Route information
- Length: 247 km (153 mi)

Major junctions
- West end: Aktio (near Preveza)
- East end: Lamia

Location
- Countries: Greece

Highway system
- International E-road network; A Class; B Class;

= European route E952 =

Road in trans-European E-road network

European route E952, formerly the E951 from 1983 to 1986, is a Class B European route that runs through Western and Central Greece, from Aktio (near Preveza) through Agrinio to Lamia. Introduced in 1983, it is part of the International E-road network, a network of main roads in Europe.

==History==

The E952 was introduced with the current E-road network, which was finalised on 15 November 1975 and implemented on 15 March 1983: it was originally known as the E951, and was then a new route that ran from Amfilochia to Lamia.
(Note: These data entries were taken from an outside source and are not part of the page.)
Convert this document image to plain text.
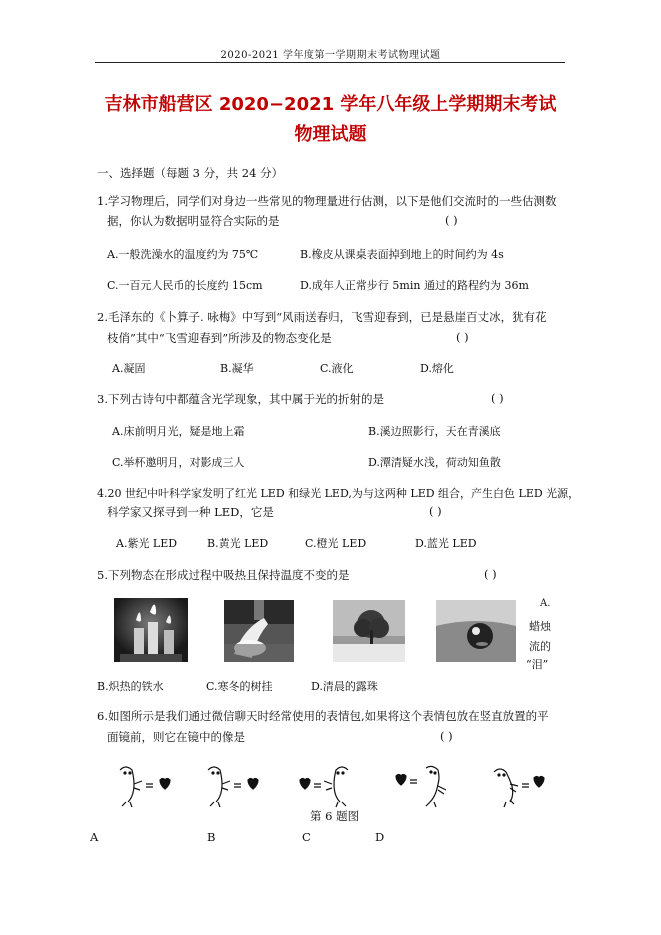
2020-2021 学年度第一学期期末考试物理试题
吉林市船营区 2020−2021 学年八年级上学期期末考试
物理试题
一、选择题（每题 3 分，共 24 分）
1.学习物理后，同学们对身边一些常见的物理量进行估测，以下是他们交流时的一些估测数
据，你认为数据明显符合实际的是	( )
A.一般洗澡水的温度约为 75℃	B.橡皮从课桌表面掉到地上的时间约为 4s
C.一百元人民币的长度约 15cm	D.成年人正常步行 5min 通过的路程约为 36m
2.毛泽东的《卜算子. 咏梅》中写到“风雨送春归，飞雪迎春到，已是悬崖百丈冰，犹有花
枝俏”其中“飞雪迎春到”所涉及的物态变化是	( )
A.凝固	B.凝华	C.液化	D.熔化
3.下列古诗句中都蕴含光学现象，其中属于光的折射的是	( )
A.床前明月光，疑是地上霜	B.溪边照影行，天在青溪底
C.举杯邀明月，对影成三人	D.潭清疑水浅，荷动知鱼散
4.20 世纪中叶科学家发明了红光 LED 和绿光 LED,为与这两种 LED 组合，产生白色 LED 光源，
科学家又探寻到一种 LED，它是	( )
A.紫光 LED	B.黄光 LED	C.橙光 LED	D.蓝光 LED
5.下列物态在形成过程中吸热且保持温度不变的是	( )
A.
蜡烛
流的
“泪”
B.炽热的铁水	C.寒冬的树挂	D.清晨的露珠
6.如图所示是我们通过微信聊天时经常使用的表情包,如果将这个表情包放在竖直放置的平
面镜前，则它在镜中的像是	( )
第 6 题图
A	B	C	D
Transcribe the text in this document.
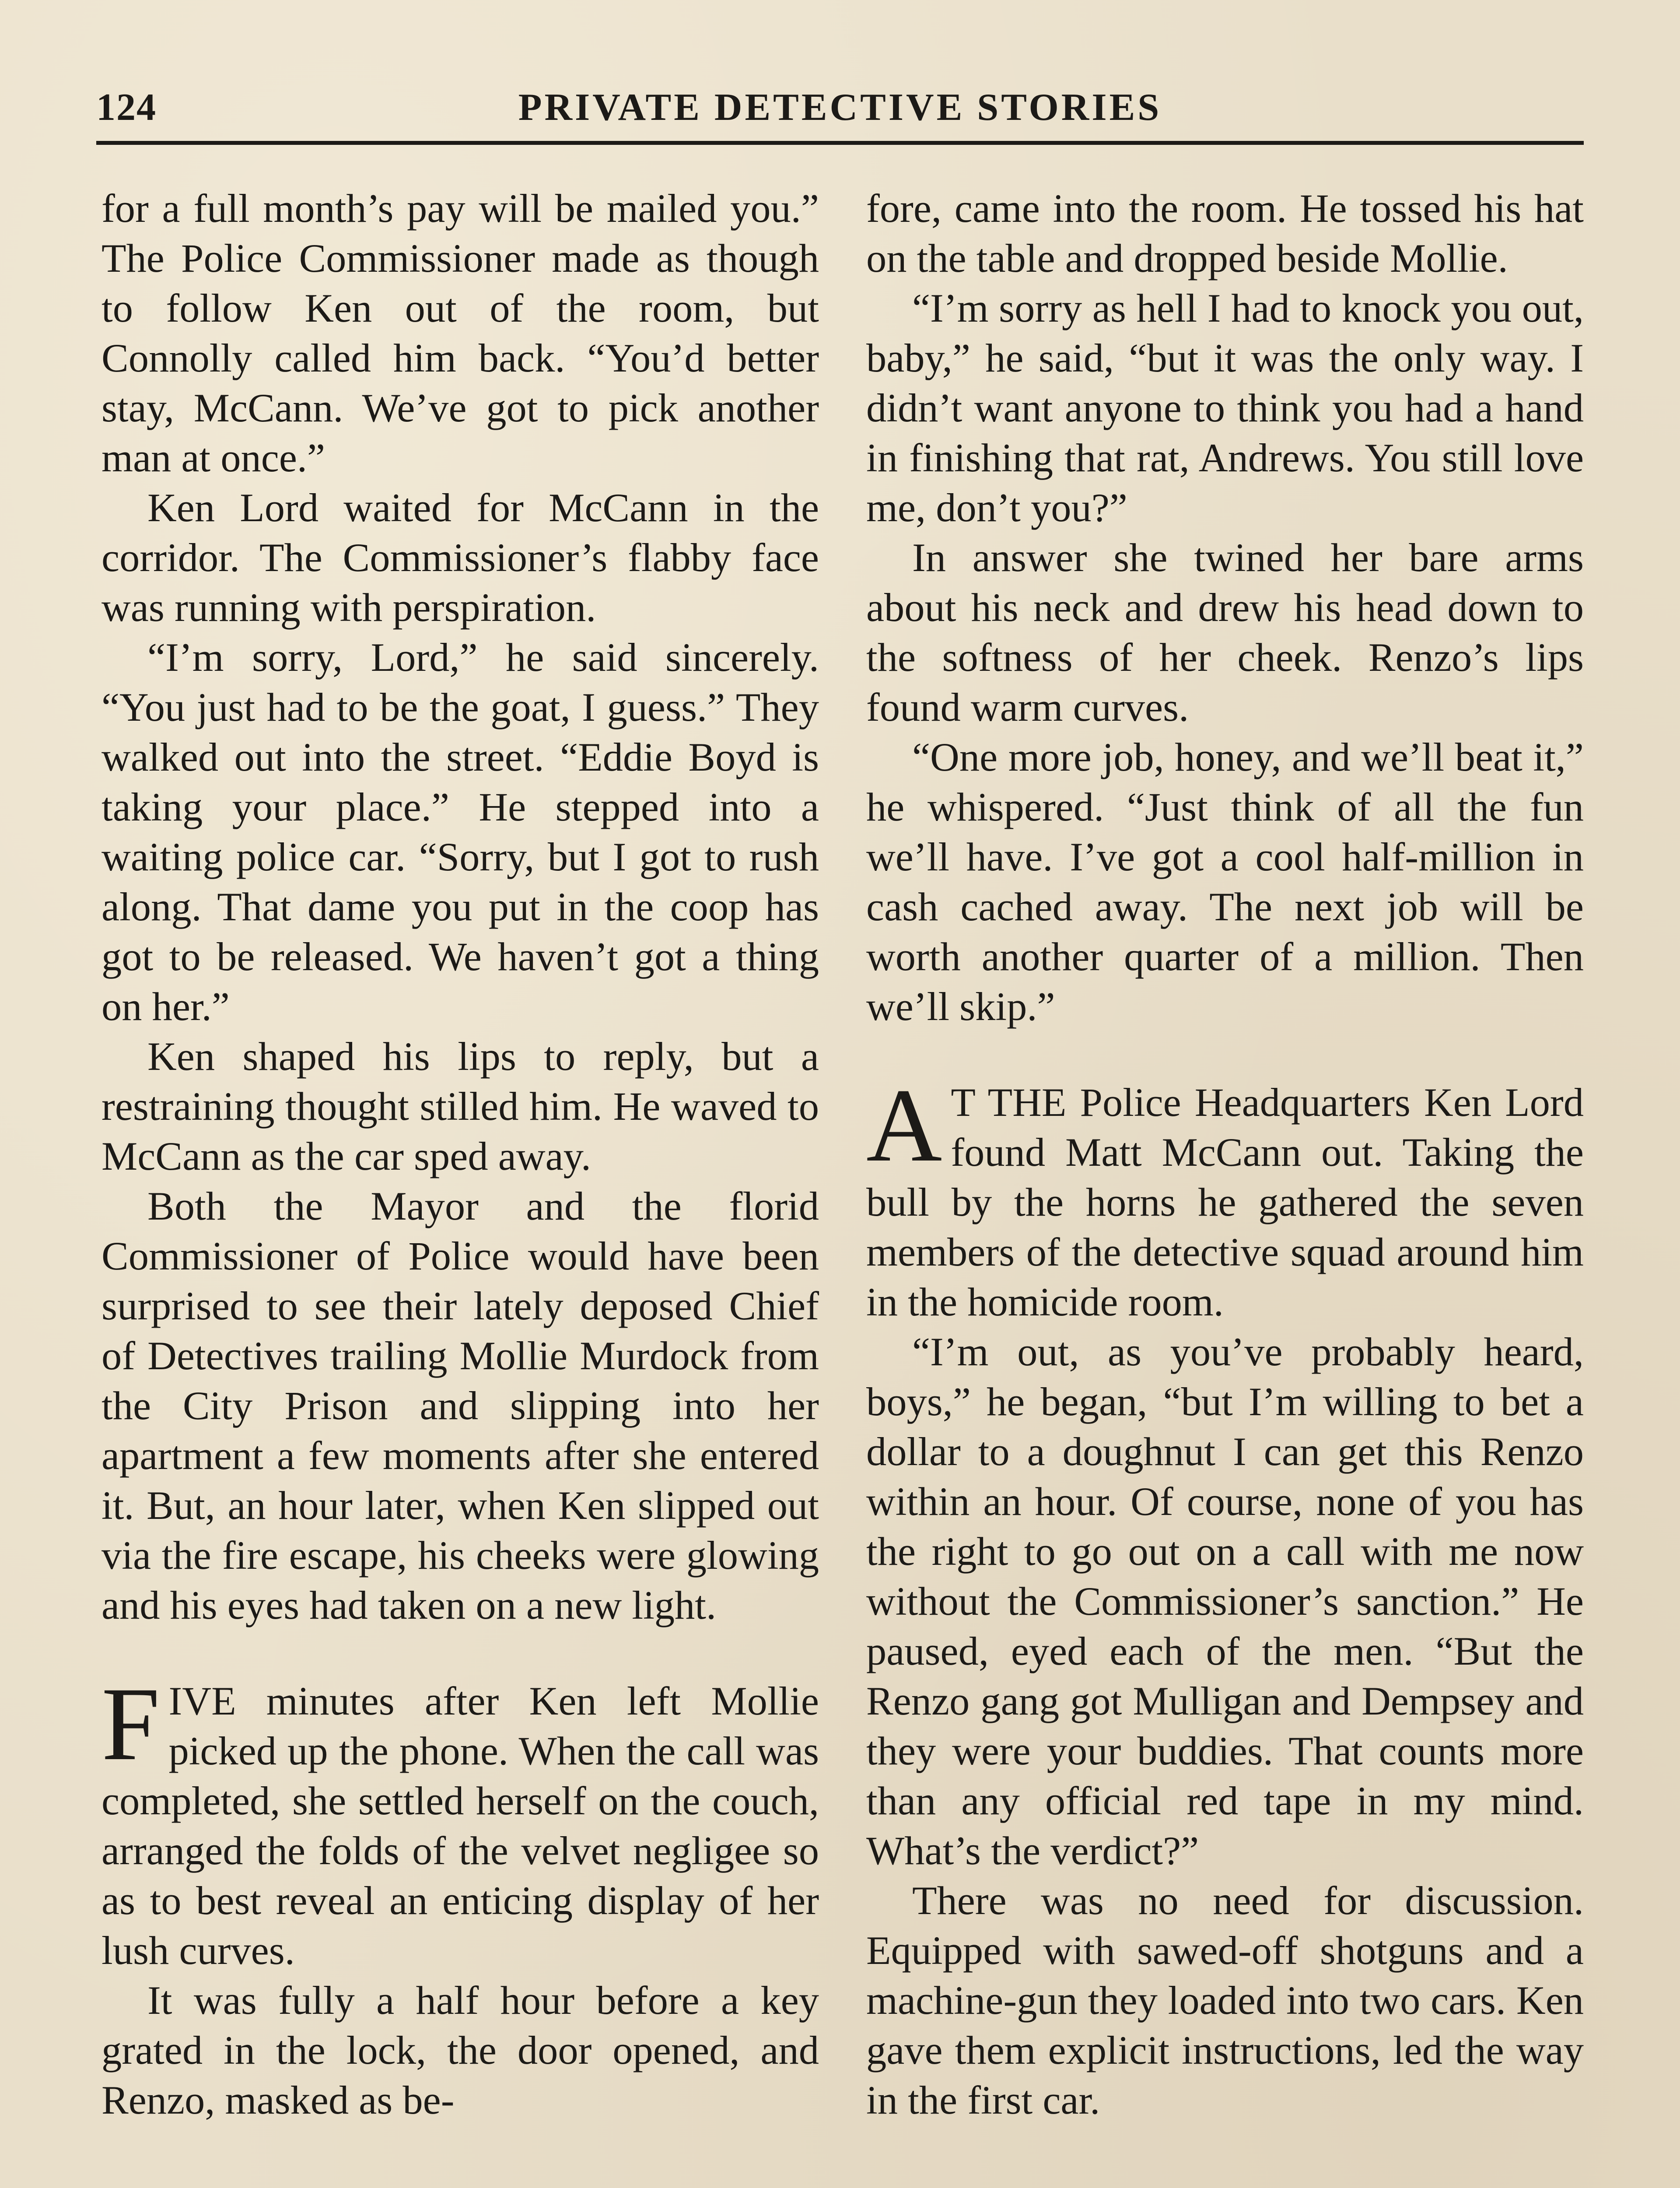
124	PRIVATE DETECTIVE STORIES

for a full month’s pay will be mailed you.” The Police Commissioner made as though to follow Ken out of the room, but Connolly called him back. “You’d better stay, McCann. We’ve got to pick another man at once.”

Ken Lord waited for McCann in the corridor. The Commissioner’s flabby face was running with perspiration.

“I’m sorry, Lord,” he said sincerely. “You just had to be the goat, I guess.” They walked out into the street. “Eddie Boyd is taking your place.” He stepped into a waiting police car. “Sorry, but I got to rush along. That dame you put in the coop has got to be released. We haven’t got a thing on her.”

Ken shaped his lips to reply, but a restraining thought stilled him. He waved to McCann as the car sped away.

Both the Mayor and the florid Commissioner of Police would have been surprised to see their lately deposed Chief of Detectives trailing Mollie Murdock from the City Prison and slipping into her apartment a few moments after she entered it. But, an hour later, when Ken slipped out via the fire escape, his cheeks were glowing and his eyes had taken on a new light.

FIVE minutes after Ken left Mollie picked up the phone. When the call was completed, she settled herself on the couch, arranged the folds of the velvet negligee so as to best reveal an enticing display of her lush curves.

It was fully a half hour before a key grated in the lock, the door opened, and Renzo, masked as be-

fore, came into the room. He tossed his hat on the table and dropped beside Mollie.

“I’m sorry as hell I had to knock you out, baby,” he said, “but it was the only way. I didn’t want anyone to think you had a hand in finishing that rat, Andrews. You still love me, don’t you?”

In answer she twined her bare arms about his neck and drew his head down to the softness of her cheek. Renzo’s lips found warm curves.

“One more job, honey, and we’ll beat it,” he whispered. “Just think of all the fun we’ll have. I’ve got a cool half-million in cash cached away. The next job will be worth another quarter of a million. Then we’ll skip.”

A T THE Police Headquarters Ken Lord found Matt McCann out. Taking the bull by the horns he gathered the seven members of the detective squad around him in the homicide room.

“I’m out, as you’ve probably heard, boys,” he began, “but I’m willing to bet a dollar to a doughnut I can get this Renzo within an hour. Of course, none of you has the right to go out on a call with me now without the Commissioner’s sanction.” He paused, eyed each of the men. “But the Renzo gang got Mulligan and Dempsey and they were your buddies. That counts more than any official red tape in my mind. What’s the verdict?”

There was no need for discussion. Equipped with sawed-off shotguns and a machine-gun they loaded into two cars. Ken gave them explicit instructions, led the way in the first car.
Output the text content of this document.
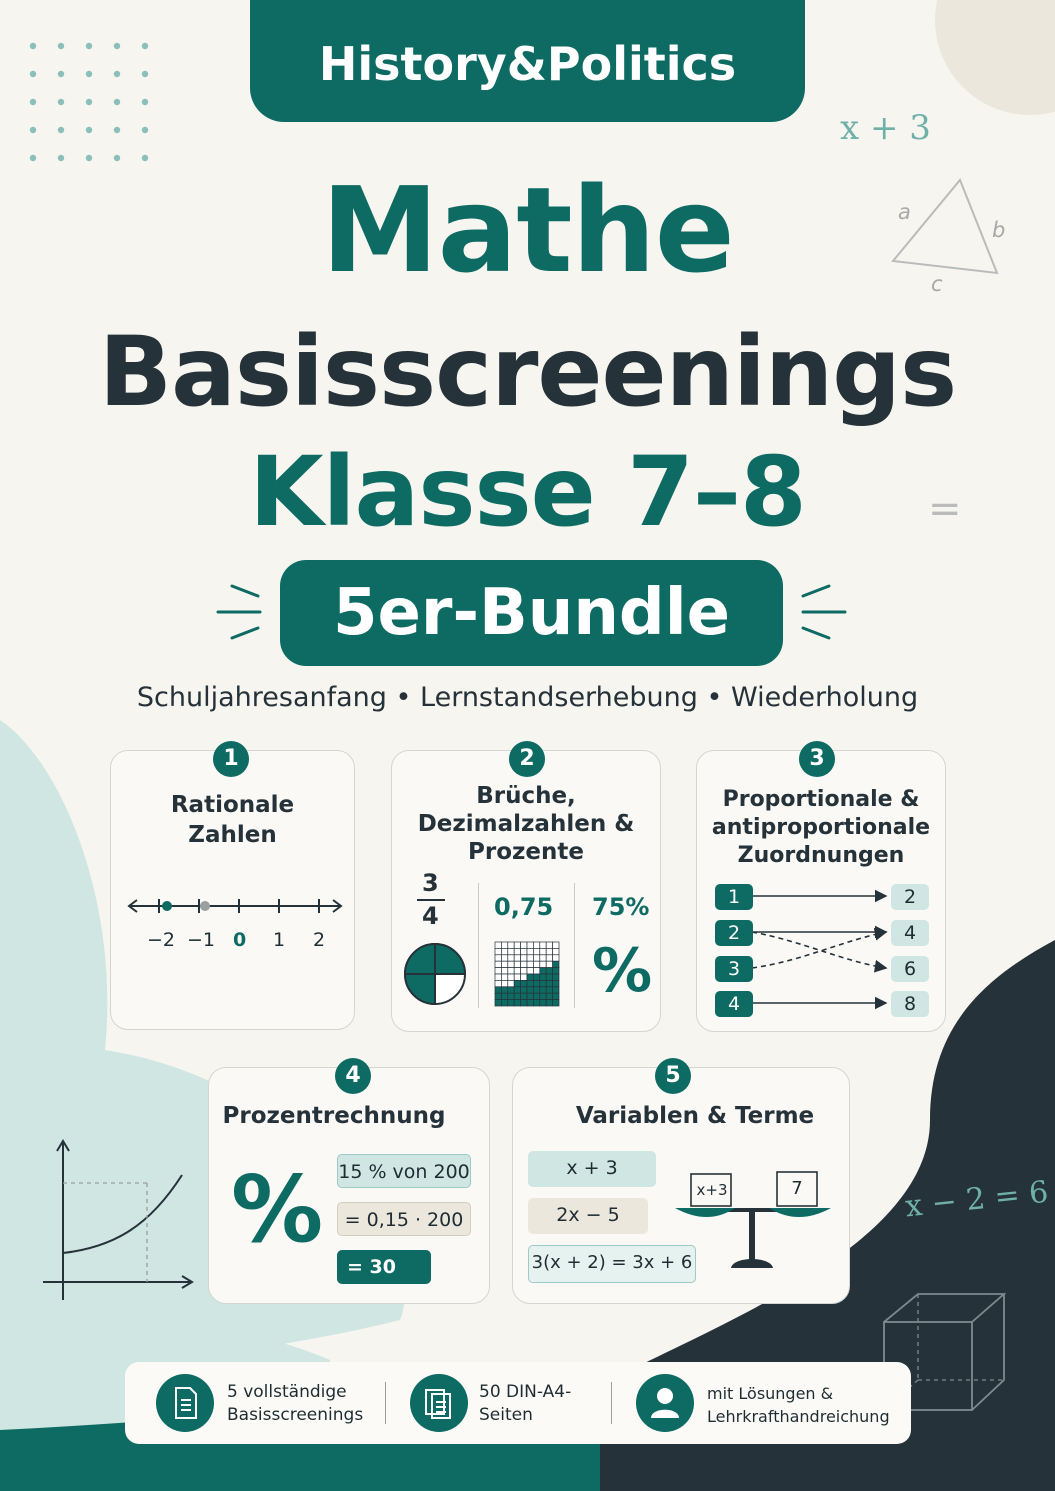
History&Politics
x + 3
a
b
c
=
Mathe
Basisscreenings
Klasse 7–8
5er-Bundle
Schuljahresanfang • Lernstandserhebung • Wiederholung
1
Rationale
Zahlen
−2 −1 0 1 2
2
Brüche,
Dezimalzahlen &
Prozente
3
4 0,75 75%
%
3
Proportionale &
antiproportionale
Zuordnungen
1
2
3
4
2
4
6
8
4
Prozentrechnung
% 15 % von 200
= 0,15 · 200
= 30
5
Variablen & Terme
x + 3
2x − 5
3(x + 2) = 3x + 6
x+3	7	x − 2 = 6
5 vollständige
Basisscreenings
50 DIN-A4-
Seiten
mit Lösungen &
Lehrkrafthandreichung
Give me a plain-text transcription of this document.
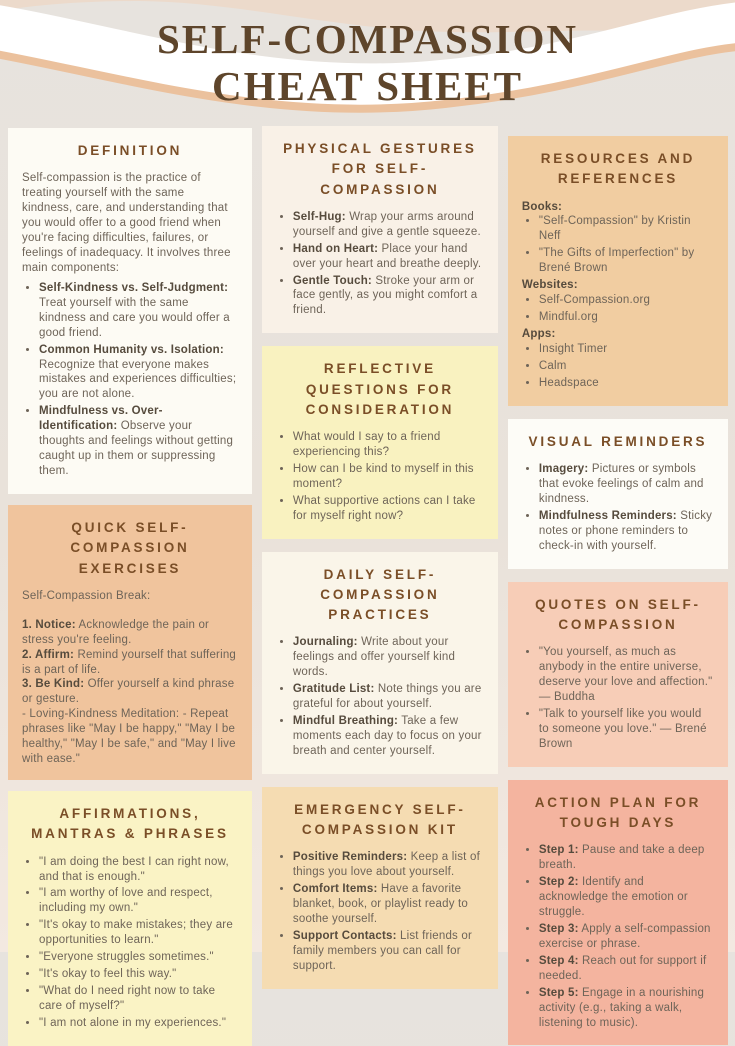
SELF-COMPASSION
CHEAT SHEET
DEFINITION

Self-compassion is the practice of treating yourself with the same kindness, care, and understanding that you would offer to a good friend when you're facing difficulties, failures, or feelings of inadequacy. It involves three main components:

• Self-Kindness vs. Self-Judgment: Treat yourself with the same kindness and care you would offer a good friend.
• Common Humanity vs. Isolation: Recognize that everyone makes mistakes and experiences difficulties; you are not alone.
• Mindfulness vs. Over-Identification: Observe your thoughts and feelings without getting caught up in them or suppressing them.
QUICK SELF-COMPASSION EXERCISES

Self-Compassion Break:

1. Notice: Acknowledge the pain or stress you're feeling.

2. Affirm: Remind yourself that suffering is a part of life.

3. Be Kind: Offer yourself a kind phrase or gesture.

- Loving-Kindness Meditation: - Repeat phrases like "May I be happy," "May I be healthy," "May I be safe," and "May I live with ease."

AFFIRMATIONS, MANTRAS & PHRASES
• "I am doing the best I can right now, and that is enough."
• "I am worthy of love and respect, including my own."
• "It's okay to make mistakes; they are opportunities to learn."
• "Everyone struggles sometimes."
• "It's okay to feel this way."
• "What do I need right now to take care of myself?"
• "I am not alone in my experiences."
PHYSICAL GESTURES FOR SELF-COMPASSION
• Self-Hug: Wrap your arms around yourself and give a gentle squeeze.
• Hand on Heart: Place your hand over your heart and breathe deeply.
• Gentle Touch: Stroke your arm or face gently, as you might comfort a friend.
REFLECTIVE QUESTIONS FOR CONSIDERATION
• What would I say to a friend experiencing this?
• How can I be kind to myself in this moment?
• What supportive actions can I take for myself right now?
DAILY SELF-COMPASSION PRACTICES
• Journaling: Write about your feelings and offer yourself kind words.
• Gratitude List: Note things you are grateful for about yourself.
• Mindful Breathing: Take a few moments each day to focus on your breath and center yourself.
EMERGENCY SELF-COMPASSION KIT
• Positive Reminders: Keep a list of things you love about yourself.
• Comfort Items: Have a favorite blanket, book, or playlist ready to soothe yourself.
• Support Contacts: List friends or family members you can call for support.
RESOURCES AND REFERENCES
Books:
• "Self-Compassion" by Kristin Neff
• "The Gifts of Imperfection" by Brené Brown
Websites:
• Self-Compassion.org
• Mindful.org
Apps:
• Insight Timer
• Calm
• Headspace
VISUAL REMINDERS
• Imagery: Pictures or symbols that evoke feelings of calm and kindness.
• Mindfulness Reminders: Sticky notes or phone reminders to check-in with yourself.
QUOTES ON SELF-COMPASSION
• "You yourself, as much as anybody in the entire universe, deserve your love and affection." — Buddha
• "Talk to yourself like you would to someone you love." — Brené Brown
ACTION PLAN FOR TOUGH DAYS
• Step 1: Pause and take a deep breath.
• Step 2: Identify and acknowledge the emotion or struggle.
• Step 3: Apply a self-compassion exercise or phrase.
• Step 4: Reach out for support if needed.
• Step 5: Engage in a nourishing activity (e.g., taking a walk, listening to music).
On 12 September 1986, the original E951 became the E952, and was extended to Aktio: the E951 number was then reused for the former E957. On 22 July 2022, the E952 was rerouted via Lake Amvrakia instead of Amfilochia, when a section of the A52 motorway opened between the A5 near Katouna and Loutraki, avoiding Amfilochia entirely.

==Route==

Since 2022, the E952 runs from Aktio in the west to Lamia in the east, via Vonitsa, Lake Amvrakia and Karpenisi. In relation to the national road network, the E952 currently follows (in order, from west to east):

- The A52 motorway, from Aktio to Lake Amvrakia
- The A5 motorway, from Lake Amvrakia to Kouvaras
- The EO5 road, from Kouvaras to Agrinio
- The EO38 road, from Agrinio to Lamia

The E952 runs concurrently with the E55 from Aktio to Kouvaras, and the E951 from Lake Amvrakia to Agrinio. The E952 also connects with the E65 at Lamia.